Adventures With Knits

Sewing with knits - Hooray for Rain

I've had a rocky relationship with knit fabrics. About a year ago, I bought some gorgeous knit fabric and set out to make a pilot cap for a friend's kiddo. The pieces of the hat were supposed to be stitched together with a mock overlock or zigzag stitch. It would be an understatement to say it did not go well.  I ended up with a  horrifying crumple of fabric with a stretched out, jaggedy seam. I managed to laugh instead of cry, but it was close!  I tried the hat again a few months later. It went slightly better that time, but still nowhere near the quality that I would feel good about giving as a gift.

I guess hope springs eternal, because I gave knits another try on a small scale this spring when I made a rabbit softie. Sewing knits with a straight stitch went a lot better, so I took on a bigger project with with this receiving blanket.  It was still a simple project to be sure, but this is how we build skills and confidence, right?

I made this 36 inch square receiving blanket for a pregnant coworker who loooves giraffes. I ordered the fabric from Spoonflower. Isn’t it cute?

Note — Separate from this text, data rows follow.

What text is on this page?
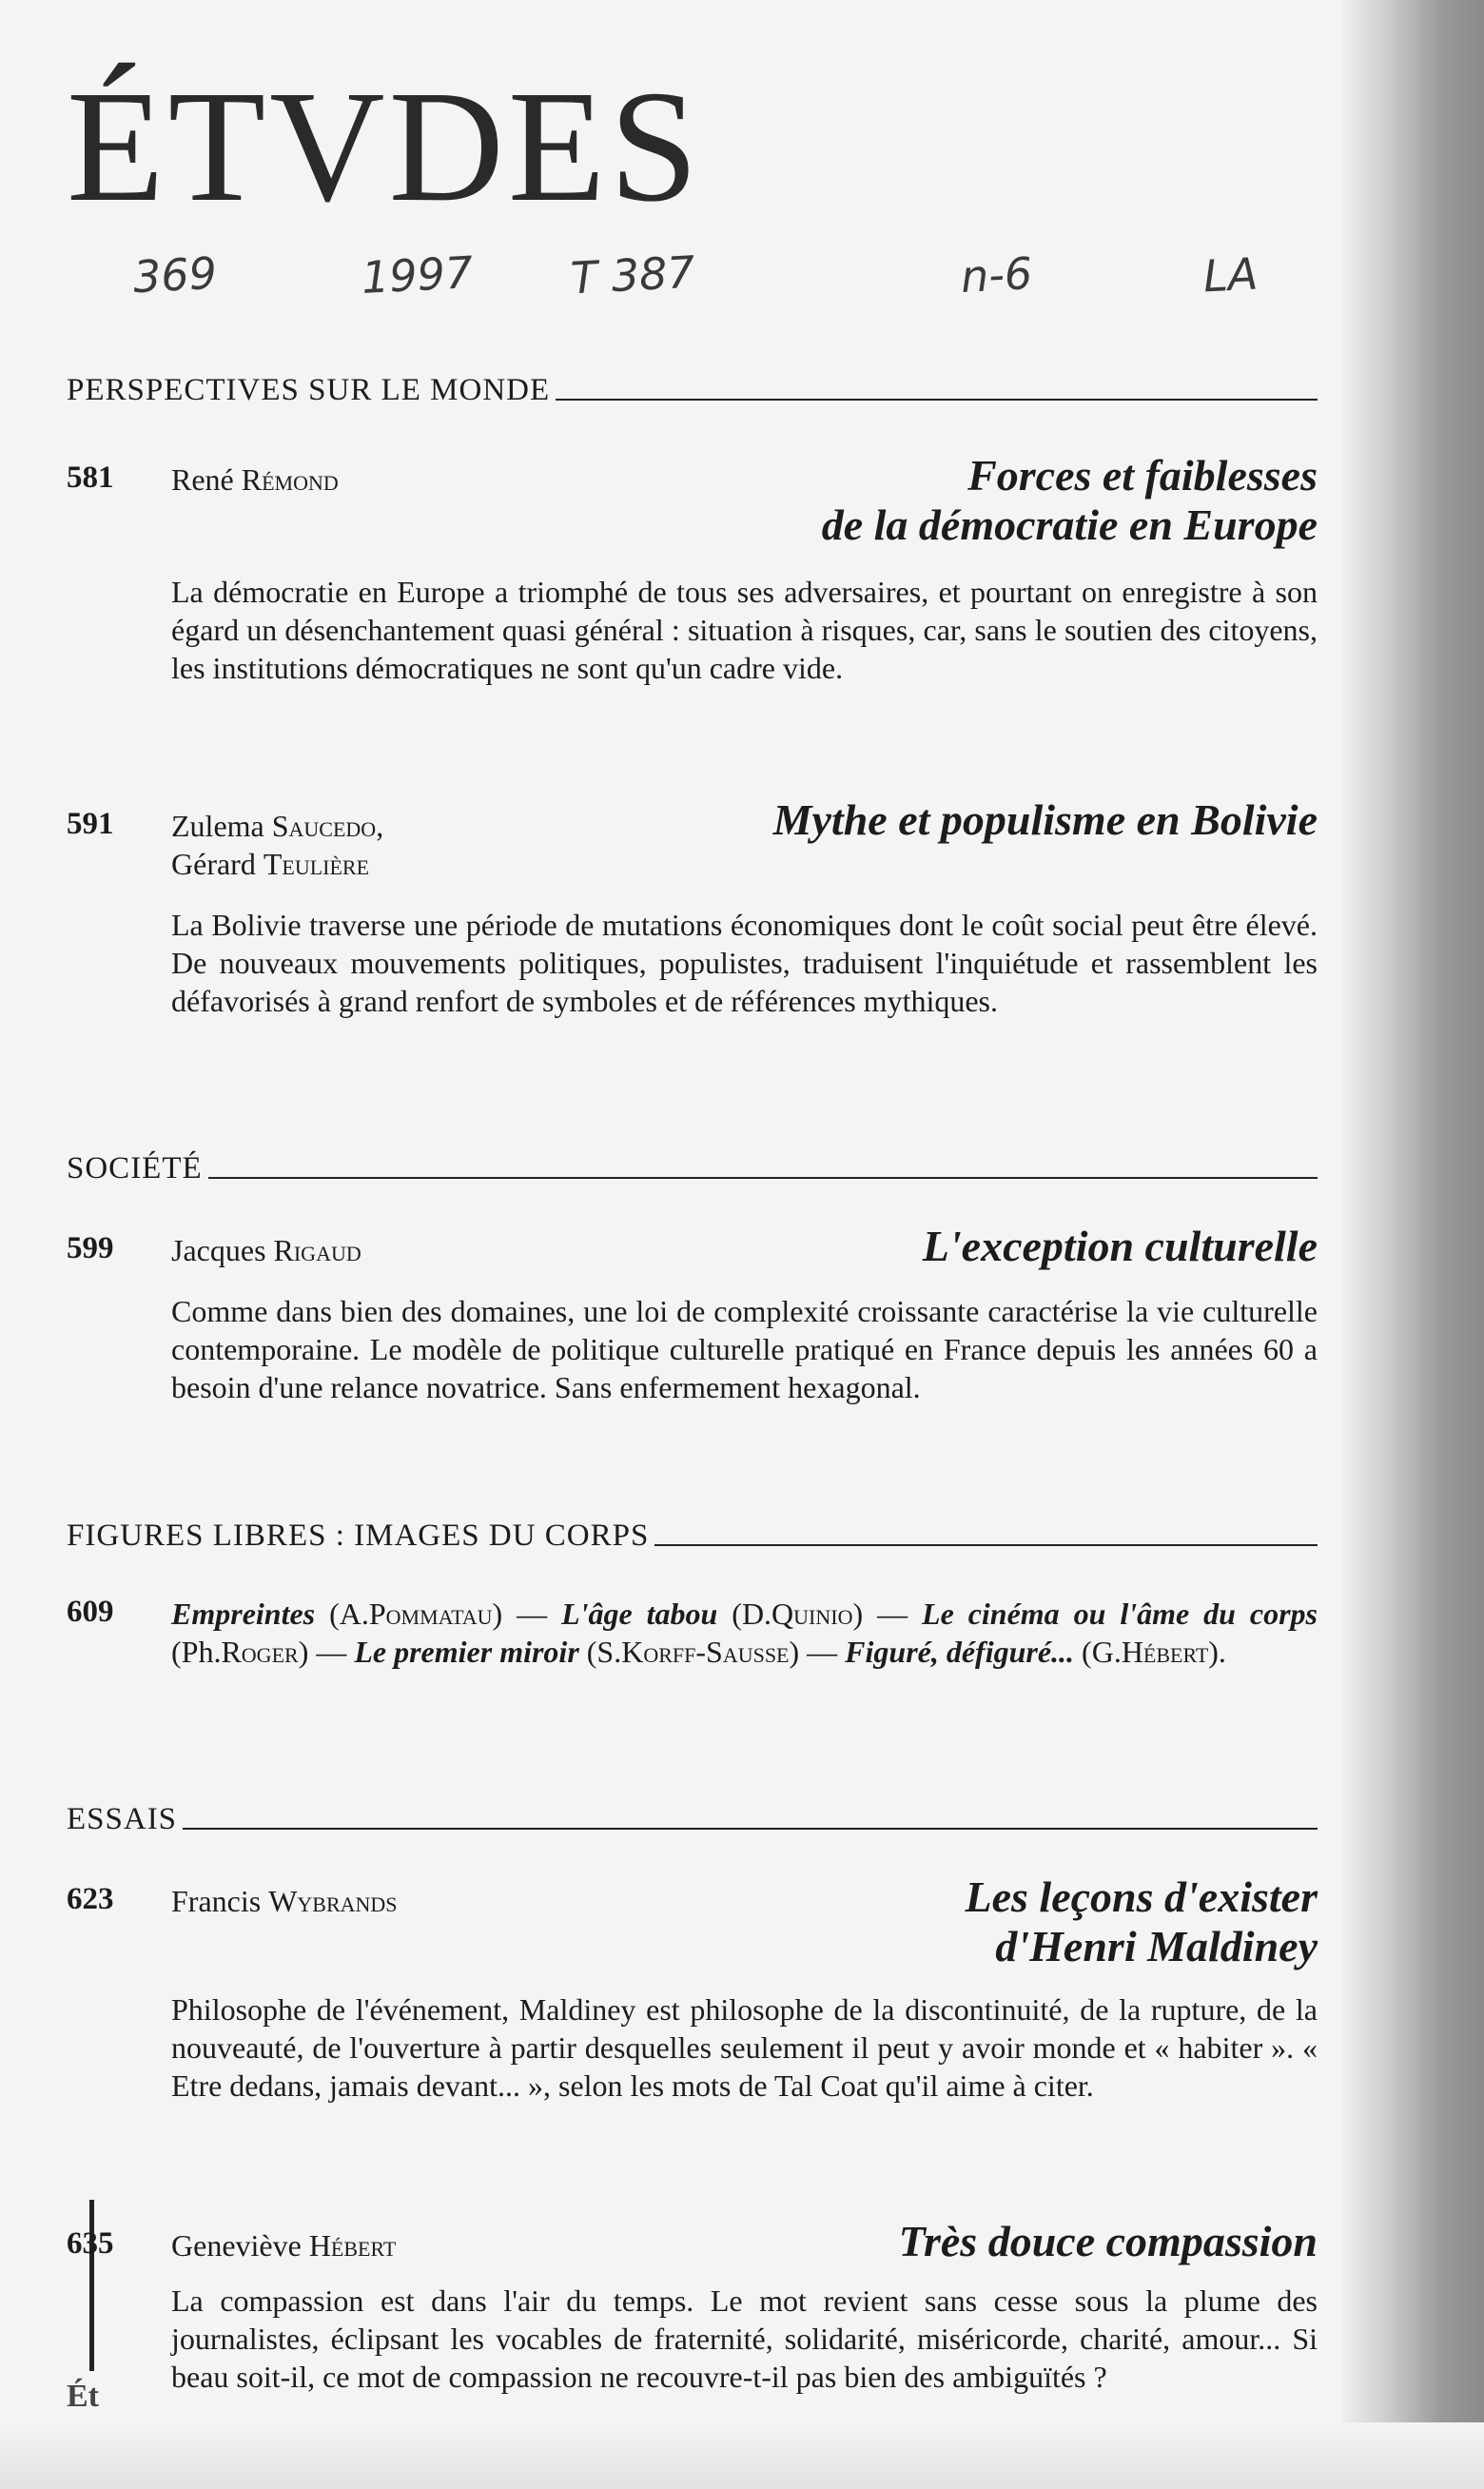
ÉTVDES
369	1997 T 387	n-6	LA
PERSPECTIVES SUR LE MONDE
581 René Rémond	Forces et faiblesses
de la démocratie en Europe

La démocratie en Europe a triomphé de tous ses adversaires, et pourtant on enregistre à son égard un désenchantement quasi général : situation à risques, car, sans le soutien des citoyens, les institutions démocratiques ne sont qu'un cadre vide.

591 Zulema Saucedo,
Gérard Teulière
Mythe et populisme en Bolivie

La Bolivie traverse une période de mutations économiques dont le coût social peut être élevé. De nouveaux mouvements politiques, populistes, traduisent l'inquiétude et rassemblent les défavorisés à grand renfort de symboles et de références mythiques.

SOCIÉTÉ
599 Jacques Rigaud	L'exception culturelle

Comme dans bien des domaines, une loi de complexité croissante caractérise la vie culturelle contemporaine. Le modèle de politique culturelle pratiqué en France depuis les années 60 a besoin d'une relance novatrice. Sans enfermement hexagonal.

FIGURES LIBRES : IMAGES DU CORPS
609 Empreintes (A.Pommatau) — L'âge tabou (D.Quinio) — Le cinéma ou l'âme du corps (Ph.Roger) — Le premier miroir (S.Korff-Sausse) — Figuré, défiguré... (G.Hébert).
ESSAIS
623 Francis Wybrands	Les leçons d'exister
d'Henri Maldiney

Philosophe de l'événement, Maldiney est philosophe de la discontinuité, de la rupture, de la nouveauté, de l'ouverture à partir desquelles seulement il peut y avoir monde et « habiter ». « Etre dedans, jamais devant... », selon les mots de Tal Coat qu'il aime à citer.

635 Geneviève Hébert	Très douce compassion

La compassion est dans l'air du temps. Le mot revient sans cesse sous la plume des journalistes, éclipsant les vocables de fraternité, solidarité, miséricorde, charité, amour... Si beau soit-il, ce mot de compassion ne recouvre-t-il pas bien des ambiguïtés ?

Ét
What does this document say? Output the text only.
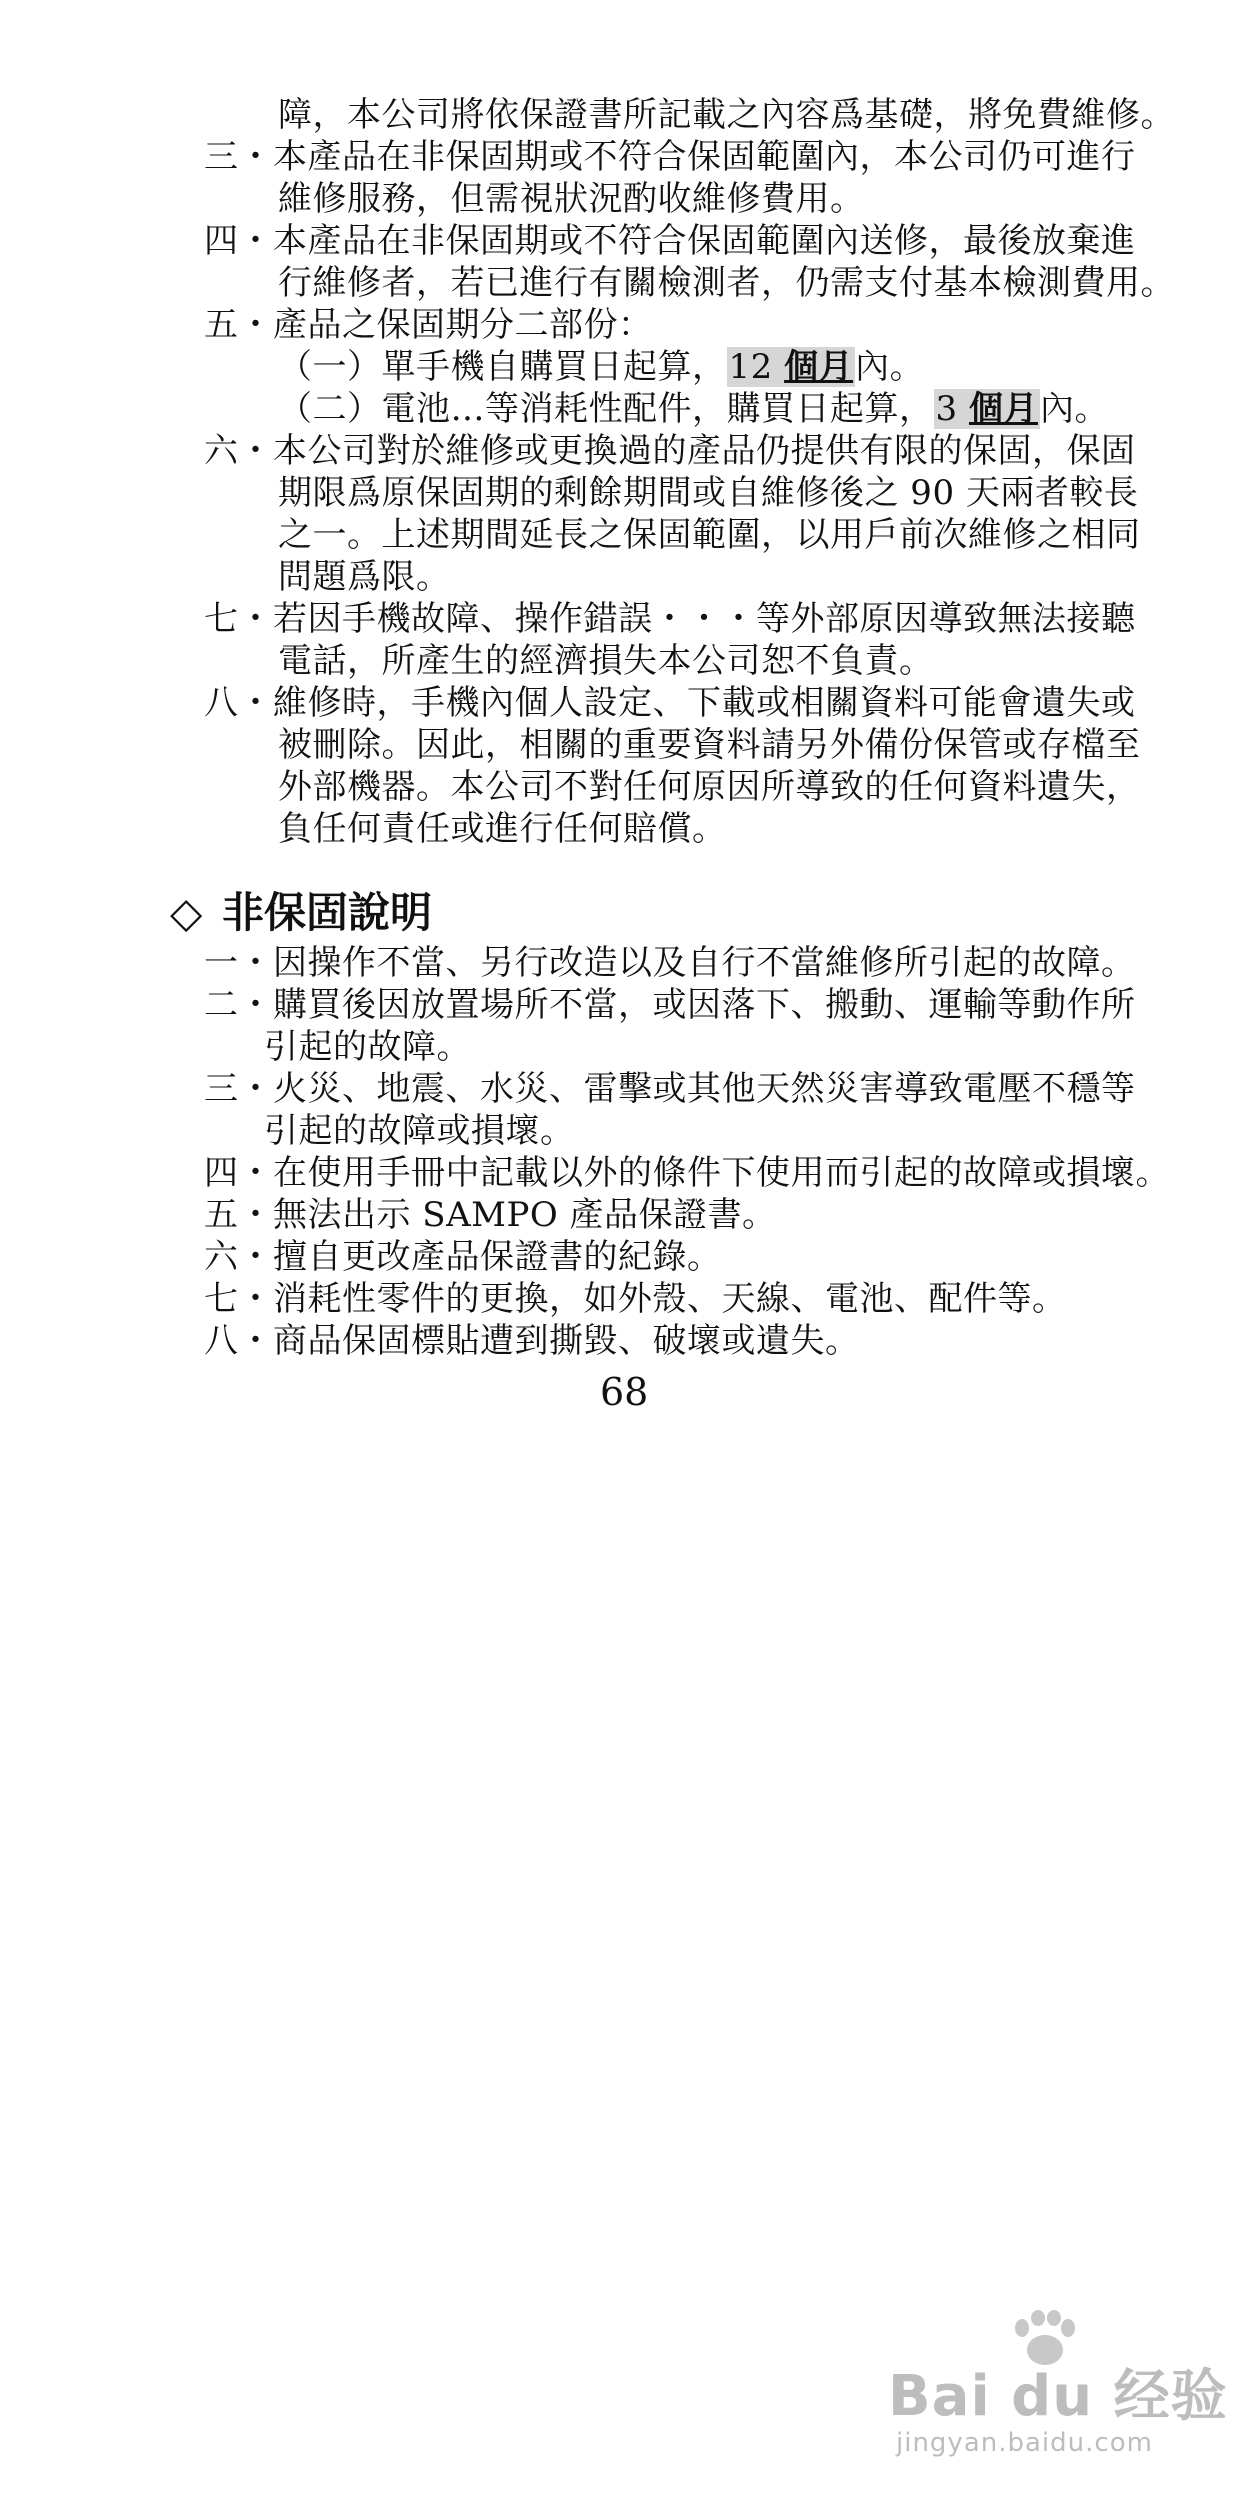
障，本公司將依保證書所記載之內容爲基礎，將免費維修。
三・本產品在非保固期或不符合保固範圍內，本公司仍可進行
維修服務，但需視狀況酌收維修費用。
四・本產品在非保固期或不符合保固範圍內送修，最後放棄進
行維修者，若已進行有關檢測者，仍需支付基本檢測費用。
五・產品之保固期分二部份：
（一）單手機自購買日起算，12 個月內。
（二）電池…等消耗性配件，購買日起算，3 個月內。
六・本公司對於維修或更換過的產品仍提供有限的保固，保固
期限爲原保固期的剩餘期間或自維修後之 90 天兩者較長
之一。上述期間延長之保固範圍，以用戶前次維修之相同
問題爲限。
七・若因手機故障、操作錯誤・・・等外部原因導致無法接聽
電話，所產生的經濟損失本公司恕不負責。
八・維修時，手機內個人設定、下載或相關資料可能會遺失或
被刪除。因此，相關的重要資料請另外備份保管或存檔至
外部機器。本公司不對任何原因所導致的任何資料遺失，
負任何責任或進行任何賠償。
◇ 非保固說明
一・因操作不當、另行改造以及自行不當維修所引起的故障。
二・購買後因放置場所不當，或因落下、搬動、運輸等動作所
引起的故障。
三・火災、地震、水災、雷擊或其他天然災害導致電壓不穩等
引起的故障或損壞。
四・在使用手冊中記載以外的條件下使用而引起的故障或損壞。
五・無法出示 SAMPO 產品保證書。
六・擅自更改產品保證書的紀錄。
七・消耗性零件的更換，如外殼、天線、電池、配件等。
八・商品保固標貼遭到撕毀、破壞或遺失。
68
Bai du 经验
jingyan.baidu.com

Organic Knit Receiving Blanket - Hooray for Rain

Spoonflower prints its organic cotton knit in 56 inch widths. I bought a yard and trimmed it to 36 inches square.  Then I used a plate to draw curves over the corners, and cut them down. (As I’ve mentioned a few times before, I am currently loving the look of curved corners.)

Curved corners are especially important for a knit blanket like this one, because it’s bound in double-fold binding, which would not work with traditional square corners. I made the double-fold binding with a stretchy ribbed knit from one of my local fabric stores, Bolt. I cut it into 2 ½ inch widths and stitched them together in one long piece. Then I pressed the long piece in half length-wise, and then opened it back up and folded the raw edges into the middle, pressed it again, and then folded it in half. Then I sandwiched the 36-inch square piece of knit fabric between the two halves of the ribbed binding, pinned it in place, and stitched it in place using coordinating thread.  

I had a significant amount of the giraffe print knit left over, so I bought some terry cloth and made some simple burp cloths to go with the receiving blanket. I took same-sized rectangles of the knit and terry fabrics and sewed around the edges with a half-inch seam allowance, leaving a small gap to turn the fabric right side out. After I turned the fabric out, I top-stitched a quarter of an inch around the edges to finish it off.

Knit Receiving Blanket and Burp Cloth - Hooray for Rain

Last but not least, I bought a super cool board book, Alpha Block, to go with the receiving blanket and burp cloths.

Sewing With Knits - Hooray for Rain

Maybe I'll try that pilot cap again sometime this winter. Third time is bound to be a charm, right?